Digital Review – Scoob! (2020)

He’s the hound that launched a thousand impersonations, scoffed squillions of Scooby Snacks and kick-started a seemingly never-ending TV franchise.  Yes, Scooby-Doo is back on our screens, albeit smaller ones, but this isn’t the first movie to carry his name.  2002’s live action version had a CGI Scooby but received a resounding thumbs down.  For 2020, however, it’s all about animation.

The first Scooby-Doo, Where Are You? was launched on TV back in 1969, when origins stories were far away in the future.  Scoob! sets out to put that right, showing the cowardly canine (then a puppy) meeting the young Shaggy and the two becoming the best of friends.  But it only occupies the first 12 minutes of the film at most, leaving director Tony Cervone with over an hour to fill.  What he comes up with is a present day reboot, with the Mystery Incorporated gang – Velma, Fred and Daphne, plus Shaggy and Scooby, of course – trying to solve an extraordinary mystery, involving a plot to unleash the ghost dog Cerberus on the world.  A dogopolypse, if you like, and one that involves Scooby himself and the very familiar mastermind behind it. One Dick Dastardly.

Hang on!  Dastardly was in Wacky Races, right?  Indeed he was, but let’s not split hairs over what is the film’s biggest redeeming feature by a mile.  For fans of the TV series, it all starts with a large helping of nostalgia, a sequence that reproduces almost move for move the original’s opening credits.  It follows up with some of its other favourite tropes, a villain’s resentful reference to “those meddling kids” (he never gets to finish it off, but we know what he means), Scooby’s reflex jump into Shaggy’s arms whenever faced with anything scary, his pronunciation of Shaggy’s name ….. you get the picture.  But that’s as far as it goes and there are changes that the older members of the audience will find simply baffling.  Like the fact that Scooby actually talks.  In his former incarnation, his garbled lines were part of his appeal and sentences never came into it.

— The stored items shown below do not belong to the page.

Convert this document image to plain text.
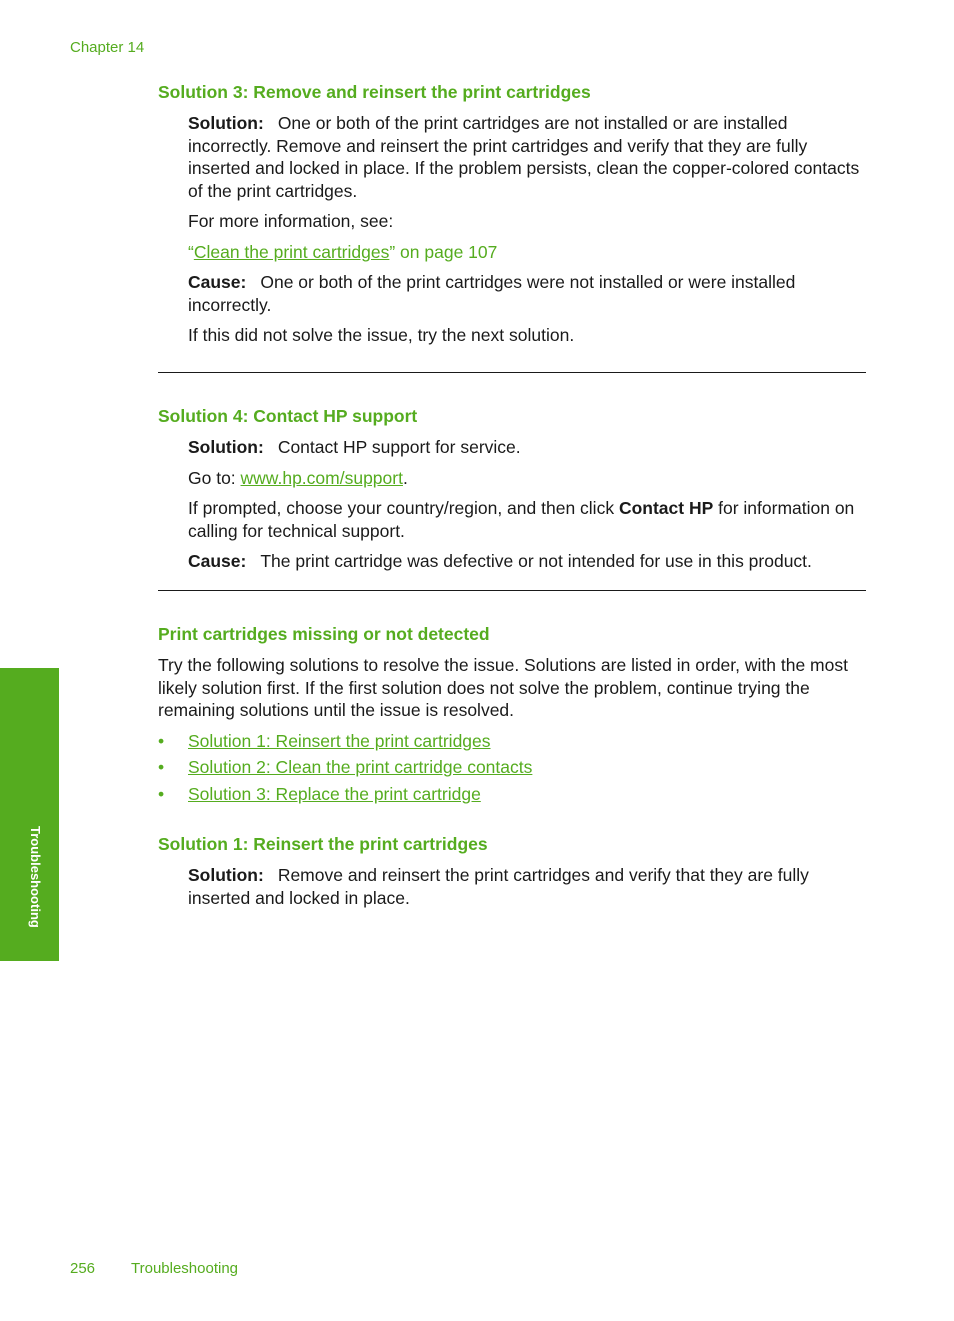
Chapter 14
Solution 3: Remove and reinsert the print cartridges

Solution: One or both of the print cartridges are not installed or are installed incorrectly. Remove and reinsert the print cartridges and verify that they are fully inserted and locked in place. If the problem persists, clean the copper-colored contacts of the print cartridges.

For more information, see:

“Clean the print cartridges” on page 107

Cause: One or both of the print cartridges were not installed or were installed incorrectly.

If this did not solve the issue, try the next solution.

Solution 4: Contact HP support

Solution: Contact HP support for service.

Go to: www.hp.com/support.

If prompted, choose your country/region, and then click Contact HP for information on calling for technical support.

Cause: The print cartridge was defective or not intended for use in this product.

Print cartridges missing or not detected

Try the following solutions to resolve the issue. Solutions are listed in order, with the most likely solution first. If the first solution does not solve the problem, continue trying the remaining solutions until the issue is resolved.

• Solution 1: Reinsert the print cartridges
• Solution 2: Clean the print cartridge contacts
• Solution 3: Replace the print cartridge
Solution 1: Reinsert the print cartridges

Solution: Remove and reinsert the print cartridges and verify that they are fully inserted and locked in place.

Troubleshooting
256 Troubleshooting
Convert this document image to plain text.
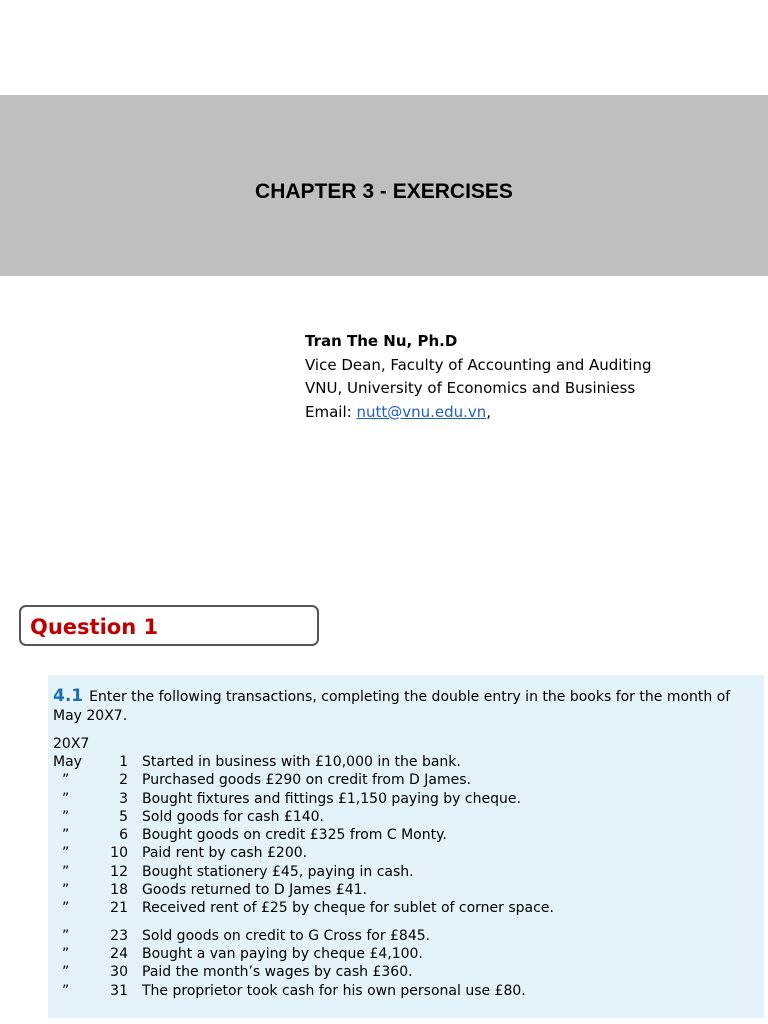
CHAPTER 3 - EXERCISES
Tran The Nu, Ph.D
Vice Dean, Faculty of Accounting and Auditing
VNU, University of Economics and Businiess
Email: nutt@vnu.edu.vn,
Question 1
4.1 Enter the following transactions, completing the double entry in the books for the month of May 20X7.
20X7
May	1 Started in business with £10,000 in the bank.
”	2 Purchased goods £290 on credit from D James.
”	3 Bought fixtures and fittings £1,150 paying by cheque.
”	5 Sold goods for cash £140.
”	6 Bought goods on credit £325 from C Monty.
”	10 Paid rent by cash £200.
”	12 Bought stationery £45, paying in cash.
”	18 Goods returned to D James £41.
”	21 Received rent of £25 by cheque for sublet of corner space.
”	23 Sold goods on credit to G Cross for £845.
”	24 Bought a van paying by cheque £4,100.
”	30 Paid the month’s wages by cash £360.
”	31 The proprietor took cash for his own personal use £80.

The setting doesn’t help either.  The Blue Falcon (voiced by Mark Wahlberg) superhero storyline, with all its gadgetry and out of this world space ship, might appeal visually to youngsters – they’re clearly who the makers had in mind – but it sorely lacks the charm of the 60s animation.  That was down to the decidedly low-tech – often no-tech – nature of the way the gang went about solving mysteries and nabbing villains.  It’s all been wiped away in favour of something utterly soulless and with little in the way of humour.  Except for Dastardly.  True, he’s presented in a similar mould and has lost his aviator’s cap and goggles, but as voiced by the velvet tones of Jason Isaacs, he’s the film’s supervillain and superstar, lifting it to another level every time he appears on screen.  Trouble is, it’s not often enough.

Scoob! is a textbook instance of “if it ain’t broke, don’t fix it”.  It’s lost the humour, the endearing silliness and the heart of the original and there’s precious little left.  After this second attempt to launch him in the movies, perhaps it’s time film makers left him to his Scooby snacks.

★ 1/2


Comedy, Animation, Family | Cert: tbc | Warner Brothers | Video on demand, 10 July 2020 | Dir. Tony Cervone | The voices of Will Forte, Mark Wahlberg, Jason Isaacs, Zac Efron, Amanda Seyfried, Ken Jeong, Tracy Morgan.